The outer optimizer of genetic evolution is reasonably similar to the outer optimizer of technological evolution. The recipe which produces an organic brain is a highly compressed encoding or low frequency prior on the brain architecture along with a learning algorithm to update the detailed wiring during lifetime training. The genes which encode the brain architectural prior and learning algorithms are very close analogically to the ‘memes’ which are propagated/exchanged in ML papers and encode AI architectural prior and learning algorithms (ie the initial pytorch code etc).
The key differences are mainly just that memetic evolution is much faster—like an amplified artificial selection and genetic engineering process. For tech evolution a large number of successful algorithm memes from many different past experiments can be flexibly recombined in a single new experiment, and the process guiding this recombination and selection is itself running on the inner optimizer of brains.
Humans individually are not robustly aligned to the outer genetic optimizer: as roughly 50% of humans choose to not have children and do the other thing instead, which likely is non-trivially misaligned with genetic fitness (IGF) [1]. Nate uses that as a doom argument, because if tech evolution proceeds like bio evolution except that the first AGI to cross some threshold ends up taking over the world, then 50% chance of non-trivial misalignment roughly translates to 50% doom.
Imagine if one historical person from thousands of years ago was given god like magic power to arbitrarily rearrange the future. Seems roughly 50⁄50 whether that future would be reasonably aligned with IGF.
But of course that is not what happened with the evolution of homo sapiens. Even if humans are not robustly aligned to fitness/IGF at the individual level, we are robustly aligned at the population/species level[2]. The enormous success of homo sapiens, despite common misalignment at the individual level, is a clear illustration of how much more robust multi-polar scenarios can be.

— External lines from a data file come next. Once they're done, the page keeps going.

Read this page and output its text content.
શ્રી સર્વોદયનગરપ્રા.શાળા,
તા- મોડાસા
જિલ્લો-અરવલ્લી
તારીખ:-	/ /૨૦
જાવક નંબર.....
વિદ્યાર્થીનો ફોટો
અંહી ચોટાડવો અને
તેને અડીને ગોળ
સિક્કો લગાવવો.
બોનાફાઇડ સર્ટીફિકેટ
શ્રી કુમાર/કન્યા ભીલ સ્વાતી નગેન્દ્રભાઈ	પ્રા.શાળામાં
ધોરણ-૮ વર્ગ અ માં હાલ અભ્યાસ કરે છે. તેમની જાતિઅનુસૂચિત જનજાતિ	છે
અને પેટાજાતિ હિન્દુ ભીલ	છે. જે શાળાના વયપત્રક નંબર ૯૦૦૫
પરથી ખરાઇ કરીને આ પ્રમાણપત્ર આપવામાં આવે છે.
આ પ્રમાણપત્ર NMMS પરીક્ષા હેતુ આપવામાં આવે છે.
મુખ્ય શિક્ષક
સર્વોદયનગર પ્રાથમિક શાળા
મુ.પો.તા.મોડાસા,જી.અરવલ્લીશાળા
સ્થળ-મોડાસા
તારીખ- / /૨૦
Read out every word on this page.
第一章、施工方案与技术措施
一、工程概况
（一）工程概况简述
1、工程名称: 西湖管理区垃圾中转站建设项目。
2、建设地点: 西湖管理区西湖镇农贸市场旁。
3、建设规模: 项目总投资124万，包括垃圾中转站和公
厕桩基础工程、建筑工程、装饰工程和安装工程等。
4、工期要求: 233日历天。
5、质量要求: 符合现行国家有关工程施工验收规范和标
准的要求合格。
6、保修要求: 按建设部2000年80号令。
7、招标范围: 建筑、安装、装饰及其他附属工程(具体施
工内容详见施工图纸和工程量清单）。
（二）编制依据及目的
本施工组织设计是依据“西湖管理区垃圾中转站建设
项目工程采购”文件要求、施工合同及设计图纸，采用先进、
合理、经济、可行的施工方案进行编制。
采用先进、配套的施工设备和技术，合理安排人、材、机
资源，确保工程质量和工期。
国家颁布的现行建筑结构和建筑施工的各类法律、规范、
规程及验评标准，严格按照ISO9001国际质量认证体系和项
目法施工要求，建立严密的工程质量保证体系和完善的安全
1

As you argue in this post, it also seems likely that the same factors which improve the efficiency of memetic evolution (ie human engineering) over genetic evolution can/will be applied to improve the capability-weighted expected alignment of AGI systems vs that of brains.
Finally, one other hidden source of potential disagreement is the higher level question of degree of alignment between our individual utility functions and the utility function of global market tech evolution as a system. If you largely believe the “system itself is out of control”, you probably won’t be especially satisfied even if there is strong alignment between AGI and the system, if you believe that system itself is on the completely wrong track. That aspect is discussed less (and explicitly not a pillar of EY/MIRI doomer views AFAIK), but I do suspect it is a subtle important factor on p(doom) for many.
Optimizing for IGF doesn’t actually require having children oneself especially if one’s genotype is already widely replicated, but it doesn’t seem likely that substantially shifts the conclusion.
The average/expectation or more generally a linear combination of many utility vectors/functions can be arbitrarily aligned to some target even if nearly every single individual utility function in the set is orthogonal to the target (misaligned). Smoothing out noise (variance reduction) is crucial for optimization—whether using SGD or evolutionary search.
I view your final point as crucial. I would put an additional twist on it, though. During the approach to AGI, if takeoff is even a little bit slow, the effective goals of the system can change. For example, most corporations arguably don’t pursue profit exclusively even though they may be officially bound to. They favor executives, board members, and key employees in ways both subtle and obvious. But explicitly programming those goals into an SGD algorithm is probably too blatant to get away with.